Investing.com-- JPMorgan downgraded Baidu Inc (NASDAQ:BIDU) to “neutral” from “overweight” on Wednesday, citing declining earnings visibility due to uncertainties around China’s economic recovery and the negative impact of generative AI content deployment on ad monetization.
The brokerage also cut its price target on Baidu’s shares to $85 from $105.
Baidu, China’s largest search engine provider, derives most of its revenue from online advertising, which is under pressure amid slower economic growth in the country.
While the bank expects core advertising revenue growth to bottom out in the first quarter of 2025 and gradually recover, it flagged uncertainty around the pace of the rebound, posing risks to market expectations.

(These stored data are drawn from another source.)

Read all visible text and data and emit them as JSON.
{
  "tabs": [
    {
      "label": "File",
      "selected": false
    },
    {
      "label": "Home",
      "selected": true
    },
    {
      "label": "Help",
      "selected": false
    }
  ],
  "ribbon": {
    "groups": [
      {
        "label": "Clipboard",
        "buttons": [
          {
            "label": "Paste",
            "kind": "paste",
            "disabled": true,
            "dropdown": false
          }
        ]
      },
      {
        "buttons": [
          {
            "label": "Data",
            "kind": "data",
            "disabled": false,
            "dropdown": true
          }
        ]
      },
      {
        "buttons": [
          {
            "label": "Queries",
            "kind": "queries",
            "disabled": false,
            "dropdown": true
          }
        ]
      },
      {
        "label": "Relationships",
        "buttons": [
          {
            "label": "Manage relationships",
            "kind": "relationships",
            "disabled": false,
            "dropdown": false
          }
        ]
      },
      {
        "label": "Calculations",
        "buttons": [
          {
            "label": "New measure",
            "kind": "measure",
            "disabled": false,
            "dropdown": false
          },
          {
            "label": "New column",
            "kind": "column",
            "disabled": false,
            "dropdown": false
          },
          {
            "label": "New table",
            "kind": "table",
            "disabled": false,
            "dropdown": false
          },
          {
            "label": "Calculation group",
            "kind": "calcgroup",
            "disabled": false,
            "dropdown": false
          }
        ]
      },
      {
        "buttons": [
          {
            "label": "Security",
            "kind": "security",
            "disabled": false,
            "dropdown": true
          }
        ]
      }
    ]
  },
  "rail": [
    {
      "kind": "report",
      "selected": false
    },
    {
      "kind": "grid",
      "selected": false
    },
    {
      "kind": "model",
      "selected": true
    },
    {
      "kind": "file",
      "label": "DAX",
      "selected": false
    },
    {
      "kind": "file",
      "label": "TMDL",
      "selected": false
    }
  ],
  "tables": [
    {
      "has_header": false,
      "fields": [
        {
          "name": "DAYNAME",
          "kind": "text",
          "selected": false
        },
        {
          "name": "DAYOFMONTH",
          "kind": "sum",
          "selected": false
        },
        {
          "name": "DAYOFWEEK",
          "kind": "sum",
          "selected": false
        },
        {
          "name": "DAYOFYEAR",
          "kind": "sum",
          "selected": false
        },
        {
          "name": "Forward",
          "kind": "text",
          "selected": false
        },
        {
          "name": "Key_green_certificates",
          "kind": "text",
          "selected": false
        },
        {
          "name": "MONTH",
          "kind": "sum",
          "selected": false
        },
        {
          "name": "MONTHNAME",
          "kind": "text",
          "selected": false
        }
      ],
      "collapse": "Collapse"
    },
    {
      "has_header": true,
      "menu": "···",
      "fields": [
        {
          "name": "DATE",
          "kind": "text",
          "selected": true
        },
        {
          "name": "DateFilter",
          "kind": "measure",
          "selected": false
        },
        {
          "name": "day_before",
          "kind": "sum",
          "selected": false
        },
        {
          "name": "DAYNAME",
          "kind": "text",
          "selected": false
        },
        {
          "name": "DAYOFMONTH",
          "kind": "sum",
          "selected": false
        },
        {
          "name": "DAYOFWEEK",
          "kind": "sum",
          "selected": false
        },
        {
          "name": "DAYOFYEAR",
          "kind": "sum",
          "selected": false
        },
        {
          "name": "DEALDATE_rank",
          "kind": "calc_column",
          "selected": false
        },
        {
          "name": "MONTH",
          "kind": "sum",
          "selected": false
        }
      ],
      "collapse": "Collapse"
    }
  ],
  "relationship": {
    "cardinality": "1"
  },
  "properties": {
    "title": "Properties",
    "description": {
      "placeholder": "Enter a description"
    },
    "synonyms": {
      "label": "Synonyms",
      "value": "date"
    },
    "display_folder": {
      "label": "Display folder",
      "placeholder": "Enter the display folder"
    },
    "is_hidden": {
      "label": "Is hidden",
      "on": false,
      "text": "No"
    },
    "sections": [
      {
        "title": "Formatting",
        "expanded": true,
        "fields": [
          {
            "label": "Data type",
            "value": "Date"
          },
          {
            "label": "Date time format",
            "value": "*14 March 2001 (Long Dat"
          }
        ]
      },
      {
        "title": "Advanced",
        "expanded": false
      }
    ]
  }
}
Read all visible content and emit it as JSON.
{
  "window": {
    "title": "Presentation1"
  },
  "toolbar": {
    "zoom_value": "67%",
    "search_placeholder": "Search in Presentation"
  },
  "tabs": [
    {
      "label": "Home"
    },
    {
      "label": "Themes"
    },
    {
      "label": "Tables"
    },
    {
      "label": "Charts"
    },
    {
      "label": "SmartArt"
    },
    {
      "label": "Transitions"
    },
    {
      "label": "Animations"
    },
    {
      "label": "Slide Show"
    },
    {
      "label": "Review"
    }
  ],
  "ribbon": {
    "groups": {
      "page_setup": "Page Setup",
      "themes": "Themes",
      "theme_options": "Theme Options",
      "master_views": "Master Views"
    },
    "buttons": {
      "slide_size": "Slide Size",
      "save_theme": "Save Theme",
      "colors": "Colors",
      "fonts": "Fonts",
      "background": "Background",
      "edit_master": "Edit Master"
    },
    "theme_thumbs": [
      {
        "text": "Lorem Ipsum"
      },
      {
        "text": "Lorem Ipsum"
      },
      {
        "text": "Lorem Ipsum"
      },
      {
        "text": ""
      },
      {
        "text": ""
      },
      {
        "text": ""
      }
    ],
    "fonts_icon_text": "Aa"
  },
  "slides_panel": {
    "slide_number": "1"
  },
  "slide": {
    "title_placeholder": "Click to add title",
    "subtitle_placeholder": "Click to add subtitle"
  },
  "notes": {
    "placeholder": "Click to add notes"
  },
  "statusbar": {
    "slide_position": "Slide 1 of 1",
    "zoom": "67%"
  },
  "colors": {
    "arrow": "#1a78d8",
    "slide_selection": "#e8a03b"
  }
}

JPMorgan (NYSE:JPM) slashed its 2025 adjusted earnings per share estimate for Baidu by 21%, 17% below market consensus, after reducing its forecast for core advertising revenue by 7%. It also trimmed Baidu’s core operating margin projection by six percentage points.
However, Baidu’s significant cash reserves, roughly 84% of its market capitalisation, offer a cushion, JPMorgan noted. The company’s cash valuation stands at just two times its estimated 2025 earnings, and its $1 billion annual capital return policy provides additional downside protection.
Baidu’s U.S.-listed shares were trading at $84.69 on Wednesday.